Sexual relationships between doctors and patients are unethical, even if consensual or instigated by the patient, the Medical Council of India (MCI) has declared.
Adopting and publishing guidelines outlined by the Indian Psychiatric Society (IPS), the MCI said relationships between medicos and patients – past and present – should be discouraged and violate tenets of good medical practice . According to an official from the MCI’s ethics committee, the case of an Indian doctor in the United States who was earlier registered with the Council prompted the adoption of the IPS’s guidelines, at the urging of the Delhi High Court.
The IPS drew up the guidelines earlier this month in collaboration with the Bangalore Declaration Group, representing doctors of multiple specialties. Dr Ajit V. Bhide, the chairperson of the taskforce which devised the guidelines, stated “non-consensual sexual activity is a crime but doctors agree that even consensual sexual activity in a power-imbalanced relationship like that of a doctor and patient is not truly consensual” owing to the vulnerability of patients.

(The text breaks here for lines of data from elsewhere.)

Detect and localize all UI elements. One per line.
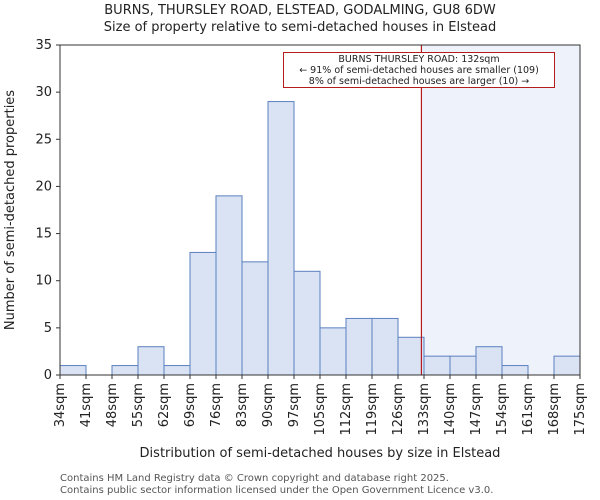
histogram-bar xyxy=(371,317,399,376)
x-tick-label: 48sqm xyxy=(105,383,120,427)
y-axis-label: Number of semi-detached properties xyxy=(3,90,18,330)
x-tick-label: 112sqm xyxy=(339,383,354,436)
highlight-region xyxy=(421,45,580,375)
x-tick-label: 175sqm xyxy=(573,383,588,436)
histogram-bar xyxy=(163,365,191,376)
x-tick-label: 90sqm xyxy=(261,383,276,427)
annotation-line3: 8% of semi-detached houses are larger (1… xyxy=(308,76,530,87)
x-tick-label: 105sqm xyxy=(313,383,328,436)
histogram-bar xyxy=(215,195,243,376)
x-tick-label: 97sqm xyxy=(287,383,302,427)
y-tick-label: 0 xyxy=(44,368,52,383)
annotation-box: BURNS THURSLEY ROAD: 132sqm ← 91% of sem… xyxy=(283,52,555,88)
histogram-bar xyxy=(397,336,425,376)
footer-licence: Contains public sector information licen… xyxy=(60,485,494,496)
annotation-line2: ← 91% of semi-detached houses are smalle… xyxy=(299,65,539,76)
x-tick-label: 161sqm xyxy=(521,383,536,436)
annotation-line1: BURNS THURSLEY ROAD: 132sqm xyxy=(338,54,500,65)
x-tick-label: 147sqm xyxy=(469,383,484,436)
y-tick-label: 15 xyxy=(35,227,52,242)
x-tick-label: 154sqm xyxy=(495,383,510,436)
x-tick-label: 168sqm xyxy=(547,383,562,436)
y-tick-label: 30 xyxy=(35,85,52,100)
histogram-bar xyxy=(137,346,165,376)
histogram-bar xyxy=(241,261,269,376)
y-tick-label: 25 xyxy=(35,132,52,147)
y-tick-label: 20 xyxy=(35,179,52,194)
x-tick-label: 69sqm xyxy=(183,383,198,427)
histogram-bar xyxy=(553,355,581,376)
x-tick-label: 140sqm xyxy=(443,383,458,436)
histogram-bar xyxy=(423,355,451,376)
x-axis-label: Distribution of semi-detached houses by … xyxy=(140,446,501,461)
footer-copyright: Contains HM Land Registry data © Crown c… xyxy=(60,473,449,484)
x-tick-label: 119sqm xyxy=(365,383,380,436)
chart-title-line2: Size of property relative to semi-detach… xyxy=(103,20,497,35)
histogram-bar xyxy=(319,327,347,376)
x-tick-label: 133sqm xyxy=(417,383,432,436)
chart-title-line1: BURNS, THURSLEY ROAD, ELSTEAD, GODALMING… xyxy=(104,3,496,18)
x-tick-label: 34sqm xyxy=(53,383,68,427)
y-tick-label: 35 xyxy=(35,38,52,53)
histogram-bar xyxy=(189,251,217,376)
histogram-bar xyxy=(267,101,295,376)
histogram-bar xyxy=(501,365,529,376)
histogram-bar xyxy=(59,365,87,376)
x-tick-label: 76sqm xyxy=(209,383,224,427)
x-tick-label: 55sqm xyxy=(131,383,146,427)
x-tick-label: 83sqm xyxy=(235,383,250,427)
histogram-bar xyxy=(345,317,373,376)
histogram-bar xyxy=(111,365,139,376)
y-tick-label: 5 xyxy=(44,321,52,336)
histogram-bar xyxy=(293,270,321,376)
x-tick-label: 62sqm xyxy=(157,383,172,427)
x-tick-label: 41sqm xyxy=(79,383,94,427)
histogram-bar xyxy=(449,355,477,376)
histogram-bar xyxy=(475,346,503,376)
x-tick-label: 126sqm xyxy=(391,383,406,436)
y-tick-label: 10 xyxy=(35,274,52,289)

The guidelines themselves state
“Sexual relationships between doctors and patients invariably harm both the patient and the doctor. Trust, which is central to an effective doctor-patient relationship, is inevitably damaged. In view of the power gradient that invariably exists in the doctor-patient relationship, the onus is on the doctor to ensure he or she does not enter into a romantic or sexual relationship with a patient.”
The guidelines – and their adoption by the MCI – represents a major step in delineating the restraints on the boundaries of the doctor-patient relationship. By promoting them, it can be ensured that doctors and patients maintain a professional relationship and that patients are not – directly or indirectly – exploited by their caregivers.